Category Archives: 2 – Successive Contrast

Colour Relationships 2 – Successive Contrast

Successive Contrast

Successive Contrast

This is something that we encounter a lot but we don’t think about how it happens. The first part of the brief tells us to find or paint a large area of bright colour, stare at it for 30 seconds and then close your eyes and wait for an after image to appear. Because I chose red the after image that appeared was the complimentary colour green.

Successive Contrast - Flourescent Pink

Successive Contrast – Flourescent Pink

From there I painted an isolated square of my most vivid and intense pigment, which happened to be fluorescent pink, I did the same with this then after 30 seconds I shifted my gaze to a white space on the same paper, the after image that appeared was an intense turquoise, Its complimentary colour.
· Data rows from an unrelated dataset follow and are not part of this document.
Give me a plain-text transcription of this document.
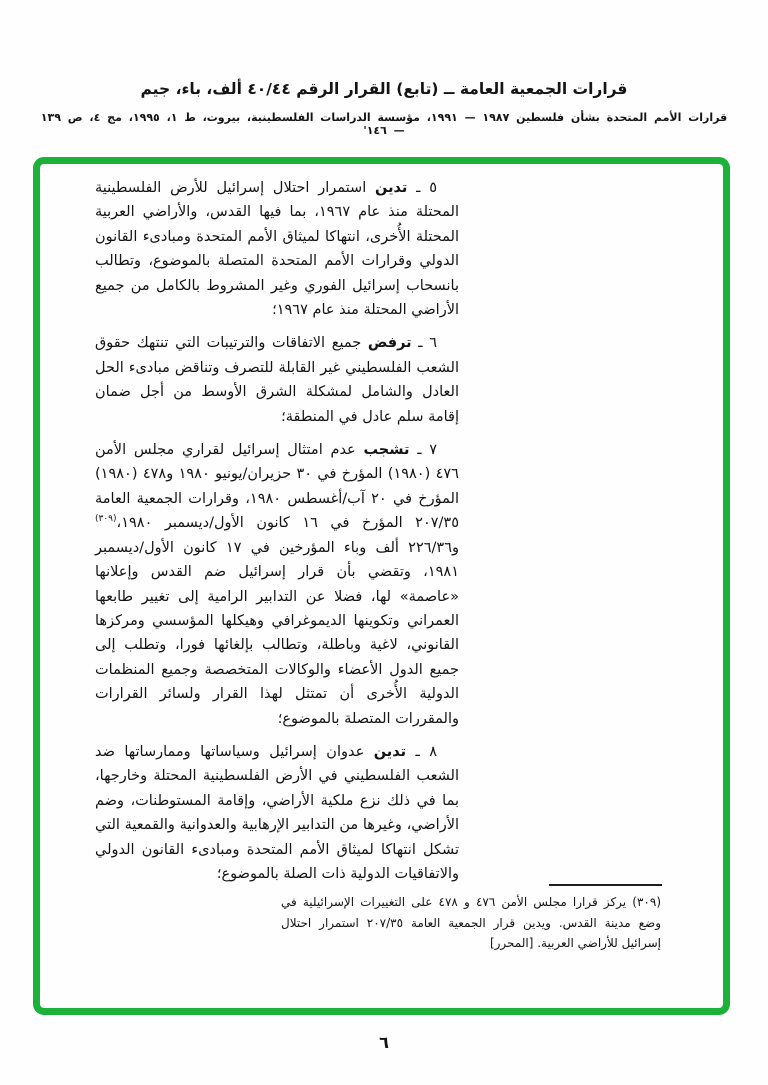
قرارات الجمعية العامة ــ (تابع) القرار الرقم ٤٠/٤٤ ألف، باء، جيم
قرارات الأمم المتحدة بشأن فلسطين ١٩٨٧ — ١٩٩١، مؤسسة الدراسات الفلسطينية، بيروت، ط ١، ١٩٩٥، مج ٤، ص ١٣٩ — ١٤٦'

٥ ـ تدين استمرار احتلال إسرائيل للأرض الفلسطينية المحتلة منذ عام ١٩٦٧، بما فيها القدس، والأراضي العربية المحتلة الأُخرى، انتهاكا لميثاق الأمم المتحدة ومبادىء القانون الدولي وقرارات الأمم المتحدة المتصلة بالموضوع، وتطالب بانسحاب إسرائيل الفوري وغير المشروط بالكامل من جميع الأراضي المحتلة منذ عام ١٩٦٧؛

٦ ـ ترفض جميع الاتفاقات والترتيبات التي تنتهك حقوق الشعب الفلسطيني غير القابلة للتصرف وتناقض مبادىء الحل العادل والشامل لمشكلة الشرق الأوسط من أجل ضمان إقامة سلم عادل في المنطقة؛

٧ ـ تشجب عدم امتثال إسرائيل لقراري مجلس الأمن ٤٧٦ (١٩٨٠) المؤرخ في ٣٠ حزيران/يونيو ١٩٨٠ و٤٧٨ (١٩٨٠) المؤرخ في ٢٠ آب/أغسطس ١٩٨٠، وقرارات الجمعية العامة ٢٠٧/٣٥ المؤرخ في ١٦ كانون الأول/ديسمبر ١٩٨٠،$^{(٣٠٩)}$ و٢٢٦/٣٦ ألف وباء المؤرخين في ١٧ كانون الأول/ديسمبر ١٩٨١، وتقضي بأن قرار إسرائيل ضم القدس وإعلانها «عاصمة» لها، فضلا عن التدابير الرامية إلى تغيير طابعها العمراني وتكوينها الديموغرافي وهيكلها المؤسسي ومركزها القانوني، لاغية وباطلة، وتطالب بإلغائها فورا، وتطلب إلى جميع الدول الأعضاء والوكالات المتخصصة وجميع المنظمات الدولية الأُخرى أن تمتثل لهذا القرار ولسائر القرارات والمقررات المتصلة بالموضوع؛

٨ ـ تدين عدوان إسرائيل وسياساتها وممارساتها ضد الشعب الفلسطيني في الأرض الفلسطينية المحتلة وخارجها، بما في ذلك نزع ملكية الأراضي، وإقامة المستوطنات، وضم الأراضي، وغيرها من التدابير الإرهابية والعدوانية والقمعية التي تشكل انتهاكا لميثاق الأمم المتحدة ومبادىء القانون الدولي والاتفاقيات الدولية ذات الصلة بالموضوع؛

(٣٠٩) يركز قرارا مجلس الأمن ٤٧٦ و ٤٧٨ على التغييرات الإسرائيلية في وضع مدينة القدس. ويدين قرار الجمعية العامة ٢٠٧/٣٥ استمرار احتلال إسرائيل للأراضي العربية. [المحرر]
٦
These effects are caused by the stimulation and exhaustion of the receptors in the retina. By Exhausting the receptors for red, for example, only the remaining combinations of colours that mix to produce blue green are seen when you turn from looking at red to looking at white.

White light, as Newton showed, is made up of all the colours of the spectrum. The human eye has full colour discrimination through the rod and cone cells. The rod cells in the Retina distinguish light and dark, while the three types of cone cells respond to red, green and violet which make up colours.